Some years ago, I stayed in a luxurious seven-star hotel in Istanbul. But I found myself longing for the simplicity and familiarity of my own bed back home. Likewise, I would prefer not to be confined to a hospital bed for longer than necessary. Home, or the closest approximation of it, is where I would like to be during my last days — provided, of course, it does not impose undue strain on my family.
ICUs are not places of healing for people at the end of their lives. At best, they delay the inevitable; at worst, they strip the patient of privacy, comfort, and dignity. I would prefer to spend no more than a day or two in an ICU, and only if strictly necessary. The prolonged stay — and the mounting bill — is not something I want to impose on those I leave behind.
Today, we hear of drugs that cost ?1 lakh a shot, or injections that promise miraculous extensions of life. I do not want such drugs. The money can be better used — for someone's education, for a cause that outlives me, for something meaningful. I have already pledged my organs for donation, except the skin.
I do not believe in dialysis-dependent life, especially at an advanced age. If a condition arises that requires regular dialysis to sustain life, I would rather skip the treatment altogether.
As for what happens to my body after death, I would like it to be donated to a medical college — ideally, Maulana Azad Medical College in Delhi or Believers' Church Medical College in Thiruvalla, Kerala. Let it serve one final purpose: the education of young doctors, who may one day save others.
Once the studies are over, the college may cremate or bury the remains — I leave it entirely to their discretion.
I am a Marthoma Christian by birth and conviction. I have not hesitated to critique certain practices in the Church, but I remain committed to its core doctrines. I would like to have a Marthoma funeral — a service marked by solemnity, simplicity, and substance. Christian funerals, when conducted well, are moving and dignified events. They offer comfort, not only to the grieving family but also to those who attend.
There is a particular prayer in the Marthoma liturgy, recited just after the body is lowered into the grave.
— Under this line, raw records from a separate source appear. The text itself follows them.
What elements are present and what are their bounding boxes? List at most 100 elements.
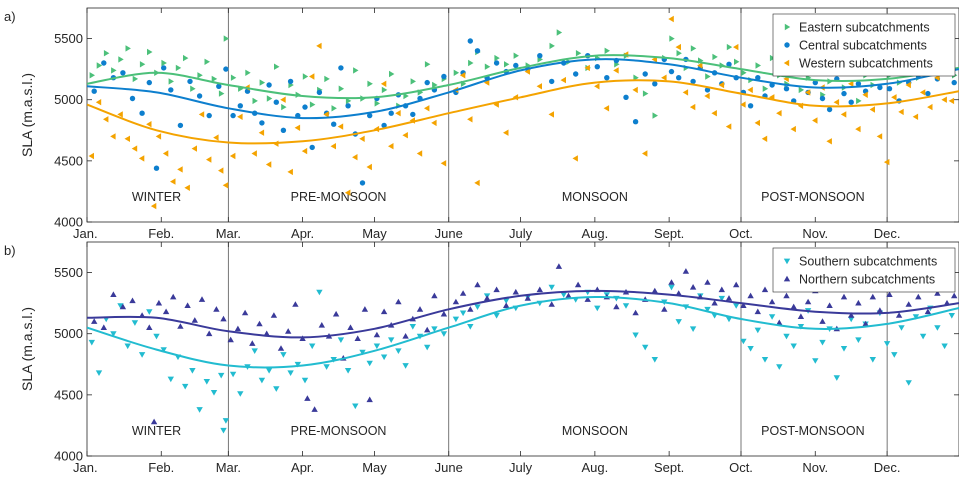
data-point	[941, 343, 948, 350]
data-point	[467, 116, 473, 123]
legend-label: Eastern subcatchments	[799, 21, 930, 35]
data-point	[493, 313, 500, 319]
data-point	[424, 61, 431, 68]
x-tick-label: Aug.	[581, 226, 608, 241]
data-point	[883, 158, 890, 166]
data-point	[704, 92, 710, 100]
data-point	[381, 86, 388, 94]
data-point	[797, 313, 805, 319]
data-point	[410, 78, 416, 85]
data-point	[380, 354, 388, 361]
data-point	[241, 309, 249, 316]
data-point	[388, 337, 395, 343]
data-point	[790, 343, 797, 350]
data-point	[150, 418, 158, 425]
x-tick-label: Sept.	[654, 226, 684, 241]
data-point	[316, 89, 323, 96]
data-point	[755, 62, 761, 69]
data-point	[682, 268, 690, 274]
data-point	[388, 143, 394, 150]
data-point	[402, 333, 409, 339]
legend-box	[772, 247, 956, 293]
data-point	[345, 103, 351, 109]
data-point	[139, 110, 145, 116]
data-point	[855, 125, 861, 133]
data-point	[613, 67, 619, 74]
data-point	[203, 379, 210, 385]
data-point	[431, 326, 438, 332]
data-point	[352, 403, 359, 410]
data-point	[206, 156, 212, 163]
x-tick-label: Mar.	[216, 226, 241, 241]
data-point	[661, 74, 667, 81]
data-point	[856, 97, 862, 105]
data-point	[459, 290, 467, 296]
data-point	[197, 72, 203, 79]
data-point	[704, 87, 711, 93]
data-point	[146, 309, 153, 315]
data-point	[184, 302, 191, 308]
season-label: WINTER	[132, 424, 181, 438]
data-point	[668, 284, 675, 291]
data-point	[712, 53, 718, 61]
season-label: MONSOON	[562, 424, 628, 438]
data-point	[204, 58, 210, 65]
data-point	[848, 316, 855, 323]
data-point	[705, 73, 711, 80]
panel-label: a)	[4, 9, 16, 24]
data-point	[718, 295, 725, 302]
data-point	[524, 295, 531, 301]
data-point	[162, 308, 170, 315]
data-point	[441, 73, 447, 80]
data-point	[613, 303, 620, 310]
data-point	[883, 341, 891, 347]
data-point	[604, 75, 610, 81]
data-point	[380, 308, 388, 315]
data-point	[304, 395, 311, 401]
data-point	[776, 319, 783, 326]
data-point	[318, 322, 325, 328]
y-axis-label: SLA (m.a.s.l.)	[19, 307, 35, 391]
x-tick-label: June	[435, 460, 463, 475]
data-point	[410, 111, 416, 118]
data-point	[848, 80, 854, 87]
data-point	[536, 83, 542, 90]
data-point	[266, 95, 273, 102]
data-point	[395, 298, 402, 305]
data-point	[642, 150, 648, 157]
data-point	[841, 90, 847, 97]
y-tick-label: 5500	[54, 31, 83, 46]
data-point	[512, 288, 519, 295]
legend-label: Northern subcatchments	[799, 273, 935, 287]
data-point	[726, 43, 733, 51]
data-point	[189, 368, 196, 374]
x-tick-label: May	[362, 460, 387, 475]
data-point	[316, 289, 323, 296]
data-point	[424, 79, 430, 86]
data-point	[855, 337, 862, 343]
data-point	[826, 302, 833, 308]
data-point	[833, 99, 840, 106]
data-point	[925, 90, 931, 97]
data-point	[891, 352, 898, 358]
data-point	[675, 43, 681, 51]
data-point	[100, 324, 107, 330]
data-point	[548, 284, 555, 291]
x-tick-label: Dec.	[874, 226, 901, 241]
data-point	[740, 101, 746, 108]
y-tick-label: 4000	[54, 215, 83, 230]
x-tick-label: Feb.	[148, 460, 174, 475]
data-point	[309, 101, 316, 108]
data-point	[95, 370, 103, 376]
x-tick-label: July	[509, 226, 533, 241]
data-point	[804, 89, 811, 96]
data-point	[459, 310, 467, 317]
data-point	[352, 154, 358, 161]
data-point	[453, 69, 460, 76]
data-point	[138, 352, 146, 358]
data-point	[210, 390, 218, 396]
data-point	[124, 343, 131, 350]
data-point	[747, 292, 754, 299]
data-point	[153, 333, 160, 340]
data-point	[129, 95, 136, 102]
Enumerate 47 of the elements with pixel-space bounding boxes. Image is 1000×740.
It never fails to move me to tears:
"If this is the end of human life, why do kings and Lords hoard up gold?
If this is our end, why should the rich take pride in their riches?
If this is our end, why should the wise take pride in their wisdom?
If this is our end, why do the beautiful exult in their beauty?
If this is our end, why are those in authority proud of their power?
If this is our end, why should the young be proud of their youthful strength?"
These lines are a powerful reminder of our shared mortality, stripping away illusion and ego in the presence of death. Since my body would be sent to a medical college and would not receive a traditional burial, I hope the priest may consider saying this prayer at the church, before the handover.
I am reminded here of my grandfather — a practical man, who made a special outfit for his body to be dressed in, so his children wouldn't be burdened. He even built a modest tomb with a marble slab brought all the way from Rajasthan. He prepared sliced wood for a quick coffin. To spare his family the cost and logistics of a funeral feast, he invited the villagers for a "birthday feast" during his lifetime.
That, I think, is dignity — not just in dying, but in planning one's departure with grace, foresight, and compassion. The living will is not just a document. It is a declaration of one's autonomy, one's values, and one's deepest hopes for a meaningful end. We prepare for every major event in life. Why should death — the final chapter—be any different? In the end, no matter what decisions we make or avoid, it is God who remains the final arbiter of life and death.